Addis v Gramophone, the Rule in Definition:

A proposal of law that pain and suffering is not compensable for breach of contract.

Related Terms: Pain and Suffering

Formally known as the Rule in Addis v Gramophone. A proposed restrictive approach to the claim and award of damages for mental stress arising out of breach of contract. The "rule" or principle of law is named after a 1909 English case which most clearly established it - that entire case, Addis v Gromophone Co. Ltd., [1909] AC 488, is available online by clicking here.

Law professors Cassels and Addin-Tettey state that, "compensation for intangible injuries such as hurt feelings and emotional distress was not available for breach of contract" basing the statement of law on this:

"The leading case of Addis v Gramophone Co. stood for the stiff-upper-lip theory of civil wrongs - that compensation in contract is for financial losses only, and that in commercial relationships (such as the employment relationship), people disappointed or distressed by breaches of contract had simply to bear the harm with whatever fortitude they could muster."

The authors also noted that some exceptions have developed since the 1909 case after which the Rule in Addis v Gramophone is named, one being the now-rare breach of marriage cases.

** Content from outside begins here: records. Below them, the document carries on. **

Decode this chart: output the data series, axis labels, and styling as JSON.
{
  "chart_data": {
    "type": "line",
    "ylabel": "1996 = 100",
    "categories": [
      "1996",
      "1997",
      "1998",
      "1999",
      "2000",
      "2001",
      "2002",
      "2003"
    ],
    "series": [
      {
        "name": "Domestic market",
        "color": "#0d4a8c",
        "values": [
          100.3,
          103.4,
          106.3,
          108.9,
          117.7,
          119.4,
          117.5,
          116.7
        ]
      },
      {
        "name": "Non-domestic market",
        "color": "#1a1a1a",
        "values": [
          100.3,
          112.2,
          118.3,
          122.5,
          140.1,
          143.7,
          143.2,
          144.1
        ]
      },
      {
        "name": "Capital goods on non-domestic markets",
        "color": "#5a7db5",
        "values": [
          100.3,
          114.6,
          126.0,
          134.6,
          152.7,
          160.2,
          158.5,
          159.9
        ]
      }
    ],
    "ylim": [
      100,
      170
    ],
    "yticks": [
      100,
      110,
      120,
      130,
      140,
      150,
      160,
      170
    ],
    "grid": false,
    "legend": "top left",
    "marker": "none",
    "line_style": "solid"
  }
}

In a 2008 case (Honda v Keays), Justice Bastarache of the Supreme Court of Canada suggested this of the Rule in Addis v Gramophone:

"The general rule, which stems from the British case of Addis v. Gramophone Co., is that damages allocated in such actions are confined to the loss suffered as a result of the employer’s failure to give proper notice and that no damages are available to the employee for the actual loss of his or her job and/or pain and distress that may have been suffered as a consequence of being terminated."